日本においても、これまで当レポートでも取り上げてきたMBO(経営陣が参加する買収)、親子上場の解消を目的とした組織再編の増加に伴い、上場企業数の減少が本格的に始まっています。東証は上場企業に対して、コーポレート・ガバナンスや企業価値の向上を求める姿勢を強めて来ました。2022年の取引市場再編を発端に、2023年には資本コストや株価を意識した経営の実現に向けた対応の要請や、上場子会社に関する情報開示の充実など、様々な施策を打ち出しています。中長期的な戦略遂行のために経営の自由度を向上させることや、情報開示義務の拡大による上場維持コストの増加を動機として、上場廃止を選択する企業が増えることは、市場の健全性という観点で望ましいことだと思います。一方で、MBOや支配株主による完全子会社化は、出来るだけ安い価格で取得したい買収者と、適正価格で売りたい少数株主の間で、利益相反のリスクが潜んでいます。この問題に対処すべく、2025年7月に東証はM&Aの対象会社の特別委員会に対して、取引条件や手続きが公正に検討されたものであることの説明を求めるべく、上場規定の改正を行いました。この改正の中で、上場会社はIR体制の整備をしなければならない旨も新たに規定されており、株主との関係構築が持続的な企業価値向上において、重要な要素であるとの認識を強めるものとなりました。

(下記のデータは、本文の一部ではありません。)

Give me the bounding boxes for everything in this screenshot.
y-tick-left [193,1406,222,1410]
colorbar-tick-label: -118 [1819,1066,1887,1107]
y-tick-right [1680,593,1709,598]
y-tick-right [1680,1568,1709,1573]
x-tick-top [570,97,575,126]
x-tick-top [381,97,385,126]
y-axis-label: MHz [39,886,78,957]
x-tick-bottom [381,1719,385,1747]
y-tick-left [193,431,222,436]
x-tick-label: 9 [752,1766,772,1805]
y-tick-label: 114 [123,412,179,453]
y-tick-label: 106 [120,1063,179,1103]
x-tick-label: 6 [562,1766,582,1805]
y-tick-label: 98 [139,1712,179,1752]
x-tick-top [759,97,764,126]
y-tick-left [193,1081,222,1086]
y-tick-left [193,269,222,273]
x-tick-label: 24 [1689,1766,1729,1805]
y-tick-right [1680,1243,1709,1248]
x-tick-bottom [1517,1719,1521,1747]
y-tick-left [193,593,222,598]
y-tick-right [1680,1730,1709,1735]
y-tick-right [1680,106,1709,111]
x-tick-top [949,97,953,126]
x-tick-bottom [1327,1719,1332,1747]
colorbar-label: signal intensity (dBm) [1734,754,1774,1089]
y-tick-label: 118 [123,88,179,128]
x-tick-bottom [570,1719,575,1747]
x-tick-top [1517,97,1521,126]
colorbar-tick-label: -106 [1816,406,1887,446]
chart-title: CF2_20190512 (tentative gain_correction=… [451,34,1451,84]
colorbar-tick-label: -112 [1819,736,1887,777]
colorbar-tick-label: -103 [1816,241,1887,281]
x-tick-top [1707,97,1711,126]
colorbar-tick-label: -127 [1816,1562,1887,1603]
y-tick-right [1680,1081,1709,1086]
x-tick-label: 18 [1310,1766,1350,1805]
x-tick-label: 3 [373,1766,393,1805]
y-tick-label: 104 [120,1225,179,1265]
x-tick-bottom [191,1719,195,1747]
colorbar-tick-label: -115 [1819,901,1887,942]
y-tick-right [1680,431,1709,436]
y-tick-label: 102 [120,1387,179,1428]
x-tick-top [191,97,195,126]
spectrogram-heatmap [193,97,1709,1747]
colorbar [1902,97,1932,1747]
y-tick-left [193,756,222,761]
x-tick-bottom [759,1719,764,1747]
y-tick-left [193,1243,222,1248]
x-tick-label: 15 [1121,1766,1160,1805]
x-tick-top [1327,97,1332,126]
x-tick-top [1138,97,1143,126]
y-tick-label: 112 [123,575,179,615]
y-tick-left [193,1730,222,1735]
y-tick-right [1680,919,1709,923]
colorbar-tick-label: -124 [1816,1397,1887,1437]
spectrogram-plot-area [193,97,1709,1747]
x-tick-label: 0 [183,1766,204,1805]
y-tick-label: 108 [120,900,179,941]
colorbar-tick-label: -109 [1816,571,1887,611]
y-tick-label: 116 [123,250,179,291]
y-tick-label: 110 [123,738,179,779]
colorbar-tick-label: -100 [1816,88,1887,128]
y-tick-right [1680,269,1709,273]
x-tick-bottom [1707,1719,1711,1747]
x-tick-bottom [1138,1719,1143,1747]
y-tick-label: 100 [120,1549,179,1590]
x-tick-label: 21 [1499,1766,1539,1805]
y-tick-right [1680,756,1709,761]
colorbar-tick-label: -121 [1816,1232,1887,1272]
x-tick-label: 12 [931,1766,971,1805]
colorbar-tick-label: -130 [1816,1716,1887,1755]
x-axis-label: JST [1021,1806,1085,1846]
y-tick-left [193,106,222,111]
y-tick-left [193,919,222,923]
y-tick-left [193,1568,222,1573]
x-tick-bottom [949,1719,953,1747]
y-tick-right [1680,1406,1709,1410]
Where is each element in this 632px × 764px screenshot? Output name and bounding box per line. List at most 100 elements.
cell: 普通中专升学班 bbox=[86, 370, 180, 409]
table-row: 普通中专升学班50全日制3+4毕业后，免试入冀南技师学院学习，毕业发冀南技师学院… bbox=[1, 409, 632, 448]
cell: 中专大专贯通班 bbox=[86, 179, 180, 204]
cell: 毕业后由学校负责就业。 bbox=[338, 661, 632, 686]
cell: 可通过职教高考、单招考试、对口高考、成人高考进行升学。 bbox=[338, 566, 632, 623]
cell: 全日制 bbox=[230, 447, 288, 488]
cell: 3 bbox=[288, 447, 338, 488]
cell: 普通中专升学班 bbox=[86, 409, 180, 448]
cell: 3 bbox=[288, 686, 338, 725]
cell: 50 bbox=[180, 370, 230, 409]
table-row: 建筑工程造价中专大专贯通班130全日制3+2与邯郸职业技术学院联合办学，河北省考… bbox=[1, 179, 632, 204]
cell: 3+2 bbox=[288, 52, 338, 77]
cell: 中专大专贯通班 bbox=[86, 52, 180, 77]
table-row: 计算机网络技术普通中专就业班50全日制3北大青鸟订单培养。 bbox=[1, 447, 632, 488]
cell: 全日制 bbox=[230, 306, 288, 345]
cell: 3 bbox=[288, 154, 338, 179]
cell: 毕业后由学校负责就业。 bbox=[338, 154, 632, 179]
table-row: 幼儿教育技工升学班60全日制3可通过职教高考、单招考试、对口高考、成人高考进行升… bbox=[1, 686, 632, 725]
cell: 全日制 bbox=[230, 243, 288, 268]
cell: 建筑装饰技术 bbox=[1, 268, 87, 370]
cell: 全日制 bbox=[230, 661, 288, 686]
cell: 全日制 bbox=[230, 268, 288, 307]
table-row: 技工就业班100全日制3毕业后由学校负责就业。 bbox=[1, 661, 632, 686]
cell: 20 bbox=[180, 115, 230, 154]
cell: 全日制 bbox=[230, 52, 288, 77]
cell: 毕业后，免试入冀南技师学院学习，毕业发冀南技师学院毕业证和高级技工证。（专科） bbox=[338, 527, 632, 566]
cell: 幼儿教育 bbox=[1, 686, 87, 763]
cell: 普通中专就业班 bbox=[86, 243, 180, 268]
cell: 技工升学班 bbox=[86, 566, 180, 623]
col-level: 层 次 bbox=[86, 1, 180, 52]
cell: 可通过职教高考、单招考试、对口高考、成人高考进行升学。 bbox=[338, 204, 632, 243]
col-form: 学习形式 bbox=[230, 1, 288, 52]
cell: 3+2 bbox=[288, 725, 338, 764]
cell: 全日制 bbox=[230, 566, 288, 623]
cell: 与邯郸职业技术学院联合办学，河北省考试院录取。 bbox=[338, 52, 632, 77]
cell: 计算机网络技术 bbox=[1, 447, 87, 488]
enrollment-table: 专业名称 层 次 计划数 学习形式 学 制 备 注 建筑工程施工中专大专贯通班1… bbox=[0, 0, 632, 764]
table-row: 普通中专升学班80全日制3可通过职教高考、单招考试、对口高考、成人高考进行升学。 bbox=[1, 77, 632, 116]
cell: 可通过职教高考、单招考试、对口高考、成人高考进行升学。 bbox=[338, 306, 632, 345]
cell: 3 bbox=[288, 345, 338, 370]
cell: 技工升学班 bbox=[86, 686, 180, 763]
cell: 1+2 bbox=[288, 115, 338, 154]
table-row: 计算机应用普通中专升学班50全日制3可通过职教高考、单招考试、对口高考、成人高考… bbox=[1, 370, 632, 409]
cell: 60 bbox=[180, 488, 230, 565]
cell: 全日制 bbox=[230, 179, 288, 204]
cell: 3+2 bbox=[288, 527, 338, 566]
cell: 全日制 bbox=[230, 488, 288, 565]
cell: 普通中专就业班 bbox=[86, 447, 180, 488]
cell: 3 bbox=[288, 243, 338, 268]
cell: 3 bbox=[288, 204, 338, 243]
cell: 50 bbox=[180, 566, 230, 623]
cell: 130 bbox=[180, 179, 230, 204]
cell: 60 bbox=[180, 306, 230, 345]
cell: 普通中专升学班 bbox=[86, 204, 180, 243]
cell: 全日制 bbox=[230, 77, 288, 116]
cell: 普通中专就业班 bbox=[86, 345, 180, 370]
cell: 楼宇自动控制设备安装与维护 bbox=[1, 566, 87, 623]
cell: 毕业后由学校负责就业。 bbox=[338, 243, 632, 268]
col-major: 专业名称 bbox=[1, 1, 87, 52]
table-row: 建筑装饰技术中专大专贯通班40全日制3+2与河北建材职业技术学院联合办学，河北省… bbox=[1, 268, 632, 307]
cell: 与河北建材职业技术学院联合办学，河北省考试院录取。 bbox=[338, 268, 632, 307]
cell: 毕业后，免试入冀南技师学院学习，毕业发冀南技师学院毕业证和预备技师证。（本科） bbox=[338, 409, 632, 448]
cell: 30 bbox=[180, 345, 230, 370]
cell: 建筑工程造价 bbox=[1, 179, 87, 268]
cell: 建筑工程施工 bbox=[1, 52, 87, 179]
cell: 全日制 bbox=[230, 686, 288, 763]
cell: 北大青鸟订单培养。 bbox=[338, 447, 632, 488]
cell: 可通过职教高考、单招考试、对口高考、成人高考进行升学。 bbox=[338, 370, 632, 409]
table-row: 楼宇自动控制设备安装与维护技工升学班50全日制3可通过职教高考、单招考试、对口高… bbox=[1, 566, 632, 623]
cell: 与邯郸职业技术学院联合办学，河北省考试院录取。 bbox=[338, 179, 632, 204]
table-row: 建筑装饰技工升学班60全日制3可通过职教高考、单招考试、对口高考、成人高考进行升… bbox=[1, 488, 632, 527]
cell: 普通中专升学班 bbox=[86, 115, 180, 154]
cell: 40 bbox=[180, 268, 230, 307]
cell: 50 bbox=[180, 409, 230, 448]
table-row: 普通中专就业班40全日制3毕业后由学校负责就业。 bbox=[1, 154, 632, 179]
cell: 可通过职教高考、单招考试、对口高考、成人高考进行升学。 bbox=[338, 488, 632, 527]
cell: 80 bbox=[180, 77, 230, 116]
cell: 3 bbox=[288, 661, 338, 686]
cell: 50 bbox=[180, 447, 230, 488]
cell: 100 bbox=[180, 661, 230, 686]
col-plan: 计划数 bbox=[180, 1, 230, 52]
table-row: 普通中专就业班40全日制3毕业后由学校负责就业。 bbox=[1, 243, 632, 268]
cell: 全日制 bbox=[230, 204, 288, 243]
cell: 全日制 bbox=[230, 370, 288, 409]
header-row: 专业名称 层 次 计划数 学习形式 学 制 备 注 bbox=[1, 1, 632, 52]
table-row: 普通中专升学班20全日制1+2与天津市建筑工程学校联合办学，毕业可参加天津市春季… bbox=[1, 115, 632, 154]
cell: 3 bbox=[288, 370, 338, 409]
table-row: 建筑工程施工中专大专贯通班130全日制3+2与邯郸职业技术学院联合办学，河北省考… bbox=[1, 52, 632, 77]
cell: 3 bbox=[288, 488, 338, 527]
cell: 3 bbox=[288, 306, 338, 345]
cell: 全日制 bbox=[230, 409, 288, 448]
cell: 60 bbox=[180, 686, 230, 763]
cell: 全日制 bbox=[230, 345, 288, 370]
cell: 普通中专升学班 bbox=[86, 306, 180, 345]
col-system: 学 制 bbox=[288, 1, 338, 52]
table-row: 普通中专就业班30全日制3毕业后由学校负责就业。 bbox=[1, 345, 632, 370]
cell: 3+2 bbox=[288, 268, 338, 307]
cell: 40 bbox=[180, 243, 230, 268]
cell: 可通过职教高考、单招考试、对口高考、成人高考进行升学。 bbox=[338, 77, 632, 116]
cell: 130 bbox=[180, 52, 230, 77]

上場企業の数そのものではなく、質にこだわるという、市場改革の取り組みによって、高いガバナンス水準を備え、中長期的な企業価値の向上にコミットする、選りすぐりの企業が集う市場となり、グローバルな投資家から見た日本の株式市場の魅力は着実に向上していくことが期待されます。
ただし、GDPあたりの上場企業数という指標では、日本は他の先進国市場と比較した際に、依然として上場企業数が多いというのも事実です。市場改革の進展によって、日本市場はまだまだ良くなる余地があると捉えています。